Ian stone

To spend an hour listening to his jokes is a guilty pleasure: he’s like a higher brow version of Roy Chubby Brown, in the best possible sense

Review by Dominic Hinde | 17 Aug 2007

Ian Stone is an angry man, so angry in fact that his own mother complains about him in his local paper. In a world full of irritable thirty-something comedians from London who stack BBC panel shows it is easy to tire of jokes about taking kids shopping and the cost of items for the home. With Stone however you get a higher plane of irritability.

He uses his Jewishness as a license to safely knock Israel but is equally at home laying into Islamists, the Catholic Church and Diana. There’s even a Chris Langham joke for good measure. He says that he supports gay adoption because he likes the idea of having one around the house for the kids to play with.
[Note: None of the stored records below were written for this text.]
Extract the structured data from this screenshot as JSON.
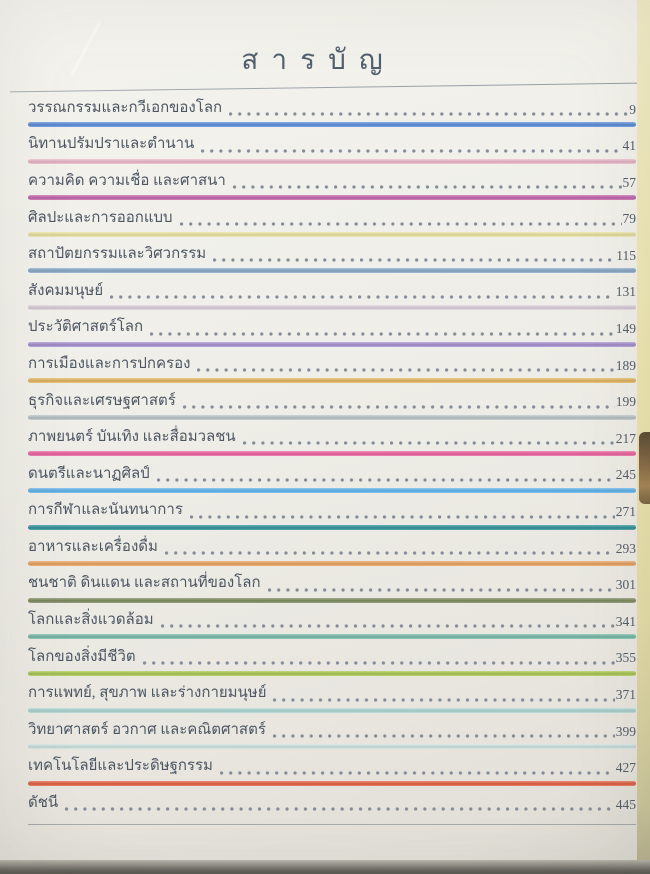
{
  "page": {
    "title": "สารบัญ",
    "entries": [
      {
        "label": "วรรณกรรมและกวีเอกของโลก",
        "page": "9",
        "color": "#5b8ede"
      },
      {
        "label": "นิทานปรัมปราและตำนาน",
        "page": "41",
        "color": "#eeb9cb"
      },
      {
        "label": "ความคิด ความเชื่อ และศาสนา",
        "page": "57",
        "color": "#c765ae"
      },
      {
        "label": "ศิลปะและการออกแบบ",
        "page": "79",
        "color": "#ece5a2"
      },
      {
        "label": "สถาปัตยกรรมและวิศวกรรม",
        "page": "115",
        "color": "#8aaacb"
      },
      {
        "label": "สังคมมนุษย์",
        "page": "131",
        "color": "#ded2dc"
      },
      {
        "label": "ประวัติศาสตร์โลก",
        "page": "149",
        "color": "#a891d3"
      },
      {
        "label": "การเมืองและการปกครอง",
        "page": "189",
        "color": "#e7b75f"
      },
      {
        "label": "ธุรกิจและเศรษฐศาสตร์",
        "page": "199",
        "color": "#bcc5c9"
      },
      {
        "label": "ภาพยนตร์ บันเทิง และสื่อมวลชน",
        "page": "217",
        "color": "#ef639f"
      },
      {
        "label": "ดนตรีและนาฏศิลป์",
        "page": "245",
        "color": "#61b5ef"
      },
      {
        "label": "การกีฬาและนันทนาการ",
        "page": "271",
        "color": "#2e939c"
      },
      {
        "label": "อาหารและเครื่องดื่ม",
        "page": "293",
        "color": "#eca360"
      },
      {
        "label": "ชนชาติ ดินแดน และสถานที่ของโลก",
        "page": "301",
        "color": "#7f8c5f"
      },
      {
        "label": "โลกและสิ่งแวดล้อม",
        "page": "341",
        "color": "#76bca9"
      },
      {
        "label": "โลกของสิ่งมีชีวิต",
        "page": "355",
        "color": "#abc94f"
      },
      {
        "label": "การแพทย์, สุขภาพ และร่างกายมนุษย์",
        "page": "371",
        "color": "#aed7d2"
      },
      {
        "label": "วิทยาศาสตร์ อวกาศ และคณิตศาสตร์",
        "page": "399",
        "color": "#cee4e0"
      },
      {
        "label": "เทคโนโลยีและประดิษฐกรรม",
        "page": "427",
        "color": "#e66140"
      },
      {
        "label": "ดัชนี",
        "page": "445",
        "color": "#9aa0a3",
        "thin": true
      }
    ]
  }
}
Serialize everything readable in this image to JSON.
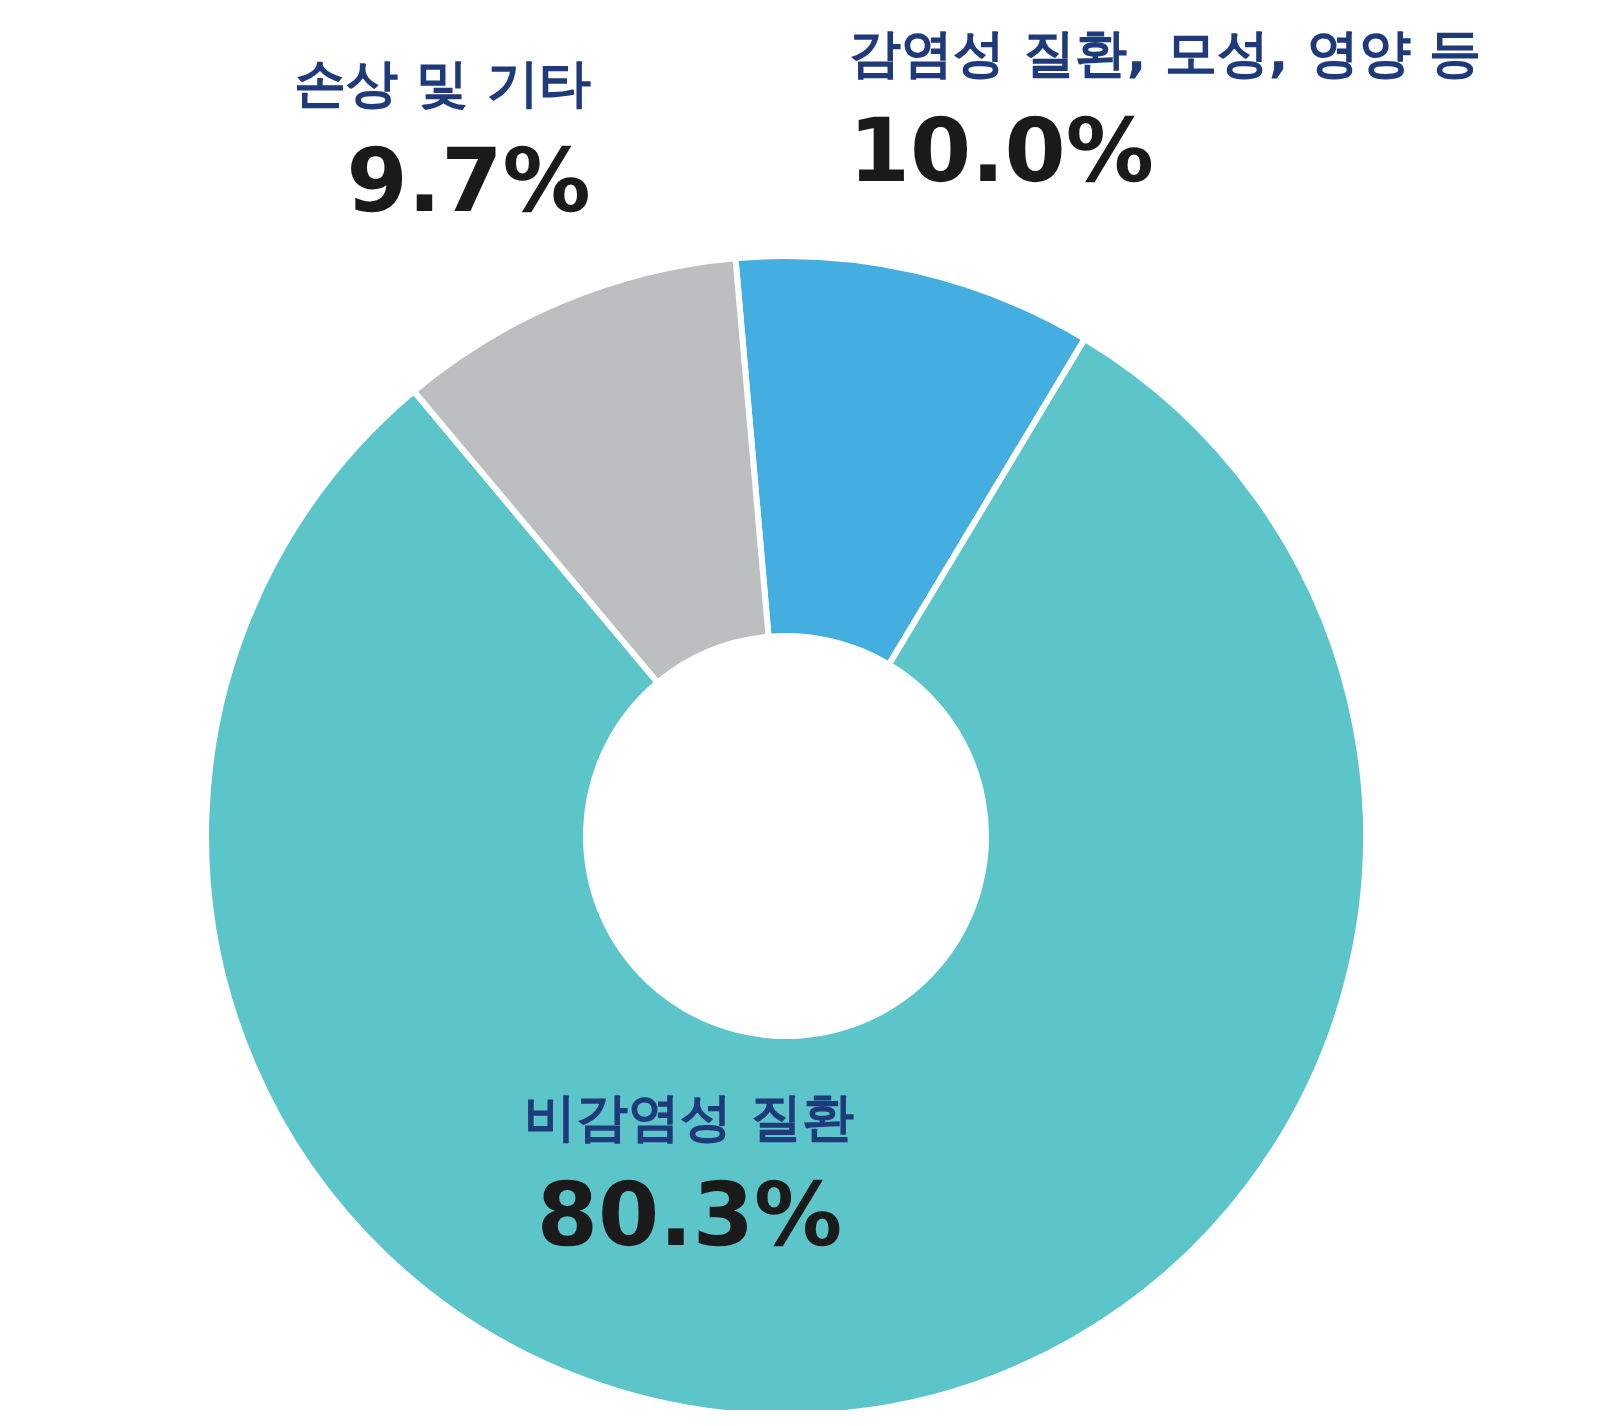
{
  "chart_data": {
    "type": "donut",
    "categories": [
      "감염성 질환, 모성, 영양 등",
      "비감염성 질환",
      "손상 및 기타"
    ],
    "values": [
      10.0,
      80.3,
      9.7
    ],
    "colors": [
      "#45aee0",
      "#5bc5c9",
      "#bdbec0"
    ],
    "value_labels": [
      "10.0%",
      "80.3%",
      "9.7%"
    ]
  }
}
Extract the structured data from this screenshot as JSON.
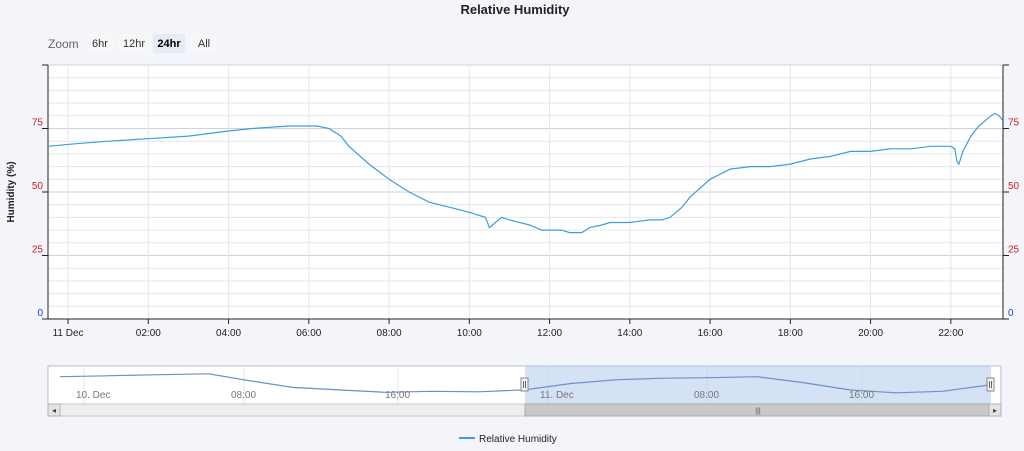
{
  "colors": {
    "series": "#3d9fd6",
    "axis_ticks_low": "#1f3fd6",
    "axis_ticks_high": "#cc1f1f",
    "navigator_series": "#6f8fc4",
    "navigator_selection": "#b9cdee"
  },
  "zoom": {
    "label": "Zoom",
    "buttons": [
      {
        "label": "6hr",
        "active": false
      },
      {
        "label": "12hr",
        "active": false
      },
      {
        "label": "24hr",
        "active": true
      },
      {
        "label": "All",
        "active": false
      }
    ]
  },
  "navigator": {
    "labels": [
      "10. Dec",
      "08:00",
      "16:00",
      "11. Dec",
      "08:00",
      "16:00"
    ],
    "scrollbar_grip": "|||",
    "left_arrow": "◂",
    "right_arrow": "▸"
  },
  "chart_data": {
    "type": "line",
    "title": "Relative Humidity",
    "ylabel": "Humidity (%)",
    "ylim": [
      0,
      100
    ],
    "yticks": [
      0,
      25,
      50,
      75
    ],
    "xlim_hours": [
      -0.5,
      23.3
    ],
    "xtick_labels": [
      "11 Dec",
      "02:00",
      "04:00",
      "06:00",
      "08:00",
      "10:00",
      "12:00",
      "14:00",
      "16:00",
      "18:00",
      "20:00",
      "22:00"
    ],
    "grid": true,
    "legend_position": "bottom-center",
    "series": [
      {
        "name": "Relative Humidity",
        "x": [
          -0.5,
          0.2,
          1.0,
          2.0,
          3.0,
          4.0,
          4.6,
          5.5,
          6.2,
          6.5,
          6.8,
          7.0,
          7.5,
          8.0,
          8.5,
          9.0,
          9.5,
          10.0,
          10.4,
          10.5,
          10.8,
          11.0,
          11.5,
          11.8,
          12.0,
          12.3,
          12.5,
          12.8,
          13.0,
          13.3,
          13.5,
          14.0,
          14.5,
          14.8,
          15.0,
          15.3,
          15.5,
          16.0,
          16.5,
          17.0,
          17.5,
          18.0,
          18.5,
          19.0,
          19.5,
          20.0,
          20.5,
          21.0,
          21.5,
          22.0,
          22.1,
          22.15,
          22.2,
          22.3,
          22.5,
          22.7,
          23.0,
          23.1,
          23.2,
          23.3
        ],
        "y": [
          68,
          69,
          70,
          71,
          72,
          74,
          75,
          76,
          76,
          75,
          72,
          68,
          61,
          55,
          50,
          46,
          44,
          42,
          40,
          36,
          40,
          39,
          37,
          35,
          35,
          35,
          34,
          34,
          36,
          37,
          38,
          38,
          39,
          39,
          40,
          44,
          48,
          55,
          59,
          60,
          60,
          61,
          63,
          64,
          66,
          66,
          67,
          67,
          68,
          68,
          67,
          62,
          61,
          66,
          72,
          76,
          80,
          81,
          80,
          78
        ]
      }
    ]
  },
  "navigator_data": {
    "x_days": [
      0.0,
      0.05,
      0.1,
      0.16,
      0.2,
      0.25,
      0.3,
      0.35,
      0.4,
      0.45,
      0.5,
      0.55,
      0.6,
      0.65,
      0.7,
      0.75,
      0.8,
      0.85,
      0.9,
      0.95,
      1.0
    ],
    "y": [
      72,
      74,
      76,
      78,
      65,
      50,
      45,
      40,
      42,
      41,
      45,
      58,
      66,
      69,
      70,
      72,
      60,
      45,
      39,
      42,
      55
    ]
  }
}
To spend an hour listening to his jokes is a guilty pleasure: he’s like a higher brow version of Roy Chubby Brown, in the best possible sense.

He jokes about anyone and everything which you might find mildly annoying, and his argument that the Middle East could be solved by making the West Bank all seater is surprisingly convincing – it worked at Arsenal after all. If you happen to be Israeli, Islamic, religious in any way or simply easily offended then you are probably better off going to see Nicholas Parsons. If on the other hand you wish to pack yourself into a sweaty underground room for an hour this man is as good a reason as any.